Sustained or accelerating ARR growth would suggest the platform continues to resonate with customers and that cross-selling efforts are paying off.
Module Adoption Trends: While identity-specific numbers are not disclosed, a rising number of multi-module customers is a strong proxy for adoption and platform stickiness.
In the company’s last earnings report, it reported that:
- 48% of customers use six or more modules
- 32% of customers use seven or more modules
- 22% of customers use eight or more modules
Management Commentary on Customer Traction: Any anecdotal evidence or case studies regarding Falcon Identity Security adoption can provide color on its growth trajectory, even if numbers are not yet material.
How Low Could CRWD Stock Go?
CrowdStrike stock has pulled back meaningfully from its summer highs near $520 and now trades around $415, below its 50-day moving average of $467. Momentum indicators confirm the weakness: the MACD is negative, and the RSI near 33 shows the stock is approaching oversold territory.

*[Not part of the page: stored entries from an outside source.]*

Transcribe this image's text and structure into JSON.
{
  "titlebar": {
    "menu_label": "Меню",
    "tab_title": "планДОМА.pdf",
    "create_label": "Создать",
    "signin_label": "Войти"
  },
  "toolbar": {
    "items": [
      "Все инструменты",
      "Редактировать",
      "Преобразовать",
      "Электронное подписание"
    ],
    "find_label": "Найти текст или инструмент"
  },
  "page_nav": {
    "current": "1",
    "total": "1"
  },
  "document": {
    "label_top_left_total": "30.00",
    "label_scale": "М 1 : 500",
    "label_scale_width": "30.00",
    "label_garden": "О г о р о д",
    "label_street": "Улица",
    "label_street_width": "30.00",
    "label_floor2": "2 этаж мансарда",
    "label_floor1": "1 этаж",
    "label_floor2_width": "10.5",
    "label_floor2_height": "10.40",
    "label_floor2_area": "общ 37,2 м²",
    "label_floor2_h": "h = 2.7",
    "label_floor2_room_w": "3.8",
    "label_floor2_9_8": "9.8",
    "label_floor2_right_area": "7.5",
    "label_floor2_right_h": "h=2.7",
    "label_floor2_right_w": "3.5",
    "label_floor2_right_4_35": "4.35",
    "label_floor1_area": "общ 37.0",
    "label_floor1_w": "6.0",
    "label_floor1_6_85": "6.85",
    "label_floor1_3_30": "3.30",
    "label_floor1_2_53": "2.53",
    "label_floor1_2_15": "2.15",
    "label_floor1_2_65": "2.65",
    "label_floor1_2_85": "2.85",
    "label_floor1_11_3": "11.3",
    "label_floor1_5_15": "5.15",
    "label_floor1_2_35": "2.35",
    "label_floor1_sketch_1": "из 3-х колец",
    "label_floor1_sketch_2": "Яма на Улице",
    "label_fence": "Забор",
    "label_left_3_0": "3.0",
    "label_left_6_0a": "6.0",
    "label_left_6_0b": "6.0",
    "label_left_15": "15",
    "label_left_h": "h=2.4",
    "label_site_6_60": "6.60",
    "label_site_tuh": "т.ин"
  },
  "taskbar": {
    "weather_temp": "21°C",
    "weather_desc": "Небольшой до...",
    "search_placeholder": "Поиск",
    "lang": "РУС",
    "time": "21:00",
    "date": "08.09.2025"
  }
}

That combination suggests the stock could be due for a short-term bounce if buyers step in, but the near-term trend remains bearish. Investors should watch $410 as an important support level and the 50-day moving average as a key resistance point.

With earnings coming up, a positive surprise on ARR growth or platform adoption could be the catalyst for a reversal. However, a miss or even cautious guidance could see the stock test deeper support in the $380–$390 range.